Depuis l’élection de Valérie Pécresse (LR) fin 2015 à la tête du Conseil régional d’Île-de-France, passé de gauche à droite, l’incertitude entourait l’avenir de l’Agence des espaces verts (AEV), entre coupes budgétaires, gestion passée critiquée, grève et inquiétudes diverses. L’organisme, destiné à acquérir des terres forestières, créé par l’Etat et placé sous l’égide de la Région, doit finalement être conservé sous sa forme actuelle a et être un acteur d’un « plan vert » régional. L’éducation à l’environnement des écoliers, mission exercée depuis quelques années, est, elle, abandonnée.

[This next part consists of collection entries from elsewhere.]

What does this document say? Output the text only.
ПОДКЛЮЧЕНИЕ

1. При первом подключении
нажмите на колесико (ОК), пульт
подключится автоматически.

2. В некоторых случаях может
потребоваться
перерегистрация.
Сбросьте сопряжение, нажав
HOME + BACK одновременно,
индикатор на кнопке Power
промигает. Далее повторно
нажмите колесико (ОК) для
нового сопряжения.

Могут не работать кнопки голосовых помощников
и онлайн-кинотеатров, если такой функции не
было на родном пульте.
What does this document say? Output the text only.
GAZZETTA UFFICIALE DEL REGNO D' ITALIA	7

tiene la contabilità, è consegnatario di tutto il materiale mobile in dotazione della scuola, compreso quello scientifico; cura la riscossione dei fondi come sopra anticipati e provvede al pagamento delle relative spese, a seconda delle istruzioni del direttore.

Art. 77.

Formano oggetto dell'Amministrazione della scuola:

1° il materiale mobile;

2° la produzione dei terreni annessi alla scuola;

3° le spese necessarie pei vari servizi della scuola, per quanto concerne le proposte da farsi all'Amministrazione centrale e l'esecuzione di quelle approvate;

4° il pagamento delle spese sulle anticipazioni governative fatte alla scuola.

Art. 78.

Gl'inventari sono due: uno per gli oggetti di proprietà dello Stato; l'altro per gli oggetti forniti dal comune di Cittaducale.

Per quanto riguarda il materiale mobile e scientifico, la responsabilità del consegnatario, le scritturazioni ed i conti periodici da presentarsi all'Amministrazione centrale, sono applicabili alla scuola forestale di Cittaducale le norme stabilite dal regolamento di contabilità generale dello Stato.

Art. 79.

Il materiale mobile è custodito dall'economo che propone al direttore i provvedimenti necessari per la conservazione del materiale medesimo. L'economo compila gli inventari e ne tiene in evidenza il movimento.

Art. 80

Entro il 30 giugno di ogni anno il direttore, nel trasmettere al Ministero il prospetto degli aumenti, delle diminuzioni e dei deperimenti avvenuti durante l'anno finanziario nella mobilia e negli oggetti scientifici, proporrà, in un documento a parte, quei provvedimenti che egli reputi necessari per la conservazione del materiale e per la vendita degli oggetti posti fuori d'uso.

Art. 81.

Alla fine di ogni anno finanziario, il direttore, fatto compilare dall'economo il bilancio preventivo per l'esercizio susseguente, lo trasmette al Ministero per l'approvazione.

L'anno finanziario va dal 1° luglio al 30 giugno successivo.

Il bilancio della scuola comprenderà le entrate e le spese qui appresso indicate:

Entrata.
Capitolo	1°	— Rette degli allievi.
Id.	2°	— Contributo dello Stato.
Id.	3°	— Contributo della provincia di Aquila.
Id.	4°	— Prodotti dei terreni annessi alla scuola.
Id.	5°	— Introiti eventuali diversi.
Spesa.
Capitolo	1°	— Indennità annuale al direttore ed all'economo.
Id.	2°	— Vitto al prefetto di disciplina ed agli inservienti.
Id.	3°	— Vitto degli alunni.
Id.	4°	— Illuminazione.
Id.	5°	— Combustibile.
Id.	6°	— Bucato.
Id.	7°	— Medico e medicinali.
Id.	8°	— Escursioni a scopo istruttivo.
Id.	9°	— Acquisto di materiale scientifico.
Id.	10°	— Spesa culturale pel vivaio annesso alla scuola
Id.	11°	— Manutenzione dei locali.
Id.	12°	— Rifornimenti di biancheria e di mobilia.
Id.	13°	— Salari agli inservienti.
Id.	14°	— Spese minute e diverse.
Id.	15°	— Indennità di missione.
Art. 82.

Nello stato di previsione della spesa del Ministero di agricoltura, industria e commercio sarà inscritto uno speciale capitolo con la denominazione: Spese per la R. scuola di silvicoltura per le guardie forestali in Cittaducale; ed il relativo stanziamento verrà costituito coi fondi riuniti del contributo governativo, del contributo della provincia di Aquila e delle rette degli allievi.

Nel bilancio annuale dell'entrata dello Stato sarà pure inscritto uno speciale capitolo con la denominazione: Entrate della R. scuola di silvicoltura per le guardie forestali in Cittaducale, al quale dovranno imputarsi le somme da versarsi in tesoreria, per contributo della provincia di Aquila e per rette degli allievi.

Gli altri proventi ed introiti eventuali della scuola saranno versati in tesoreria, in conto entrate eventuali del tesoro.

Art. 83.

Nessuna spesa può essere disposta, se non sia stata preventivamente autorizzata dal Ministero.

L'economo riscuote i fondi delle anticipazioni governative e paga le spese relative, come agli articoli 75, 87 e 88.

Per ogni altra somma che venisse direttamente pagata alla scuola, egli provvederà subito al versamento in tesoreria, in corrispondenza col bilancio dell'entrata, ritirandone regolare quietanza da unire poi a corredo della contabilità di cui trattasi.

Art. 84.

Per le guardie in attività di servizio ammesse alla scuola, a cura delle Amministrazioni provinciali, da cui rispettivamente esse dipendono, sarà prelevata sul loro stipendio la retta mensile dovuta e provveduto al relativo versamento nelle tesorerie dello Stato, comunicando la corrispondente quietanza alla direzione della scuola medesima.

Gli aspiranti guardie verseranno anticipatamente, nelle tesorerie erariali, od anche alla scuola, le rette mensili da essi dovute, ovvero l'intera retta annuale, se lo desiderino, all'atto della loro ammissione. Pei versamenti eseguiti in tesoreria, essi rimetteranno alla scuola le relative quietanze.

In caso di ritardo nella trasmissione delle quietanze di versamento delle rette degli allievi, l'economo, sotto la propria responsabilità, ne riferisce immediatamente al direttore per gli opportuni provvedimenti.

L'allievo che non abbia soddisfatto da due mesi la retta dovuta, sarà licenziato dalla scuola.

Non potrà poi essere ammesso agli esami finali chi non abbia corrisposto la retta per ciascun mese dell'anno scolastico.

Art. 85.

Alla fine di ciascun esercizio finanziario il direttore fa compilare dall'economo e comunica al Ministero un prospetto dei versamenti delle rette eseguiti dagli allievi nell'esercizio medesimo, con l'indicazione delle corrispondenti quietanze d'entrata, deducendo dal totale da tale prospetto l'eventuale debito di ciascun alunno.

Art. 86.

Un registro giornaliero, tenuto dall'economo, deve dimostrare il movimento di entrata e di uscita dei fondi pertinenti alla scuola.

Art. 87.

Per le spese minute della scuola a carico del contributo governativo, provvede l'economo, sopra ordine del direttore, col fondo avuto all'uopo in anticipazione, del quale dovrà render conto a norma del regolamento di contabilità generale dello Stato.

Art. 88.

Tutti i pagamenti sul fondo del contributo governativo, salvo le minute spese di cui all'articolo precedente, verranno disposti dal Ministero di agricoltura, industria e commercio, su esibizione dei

« C’est un établissement public qui va continuer à assurer ses missions, particulièrement en étant un acteur majeur du plan vert de la Région Ile-de-France. C’est un outil fantastique, unique en France, assure Loys de Pampelonne, directeur de cabinet de la présidente Anne Cabrit (conseillère régionale LR, Ndlr). Cependant, des missions ont été créées il y a une vingtaine d’années (par l’ancienne majorité de gauche, Ndlr) comme la mission à l’éducation à l’environnement : politiquement, il a été acté de recentrer l’agence sur ses missions originelles qui sont la préservation et l’aménagement des espaces verts. »

Dans le cadre du « plan vert », les acquisitions de l’AEV devraient désormais se tourner vers l’amélioration du cadre de vie francilien près de Paris plutôt que vers la formation d’une ceinture verte de grandes forêts ouvertes au public en grande couronne. Quinze des près de 140 agents titulaires, chargés d’éduquer à l’environnement, devront par ailleurs en partir. La semaine dernière, Chantal Jouanno (LR), vice-présidente de la Région à l’environnement, est venue en personne expliquer le nouveau projet politique et répondre aux fonctionnaires de l’institution.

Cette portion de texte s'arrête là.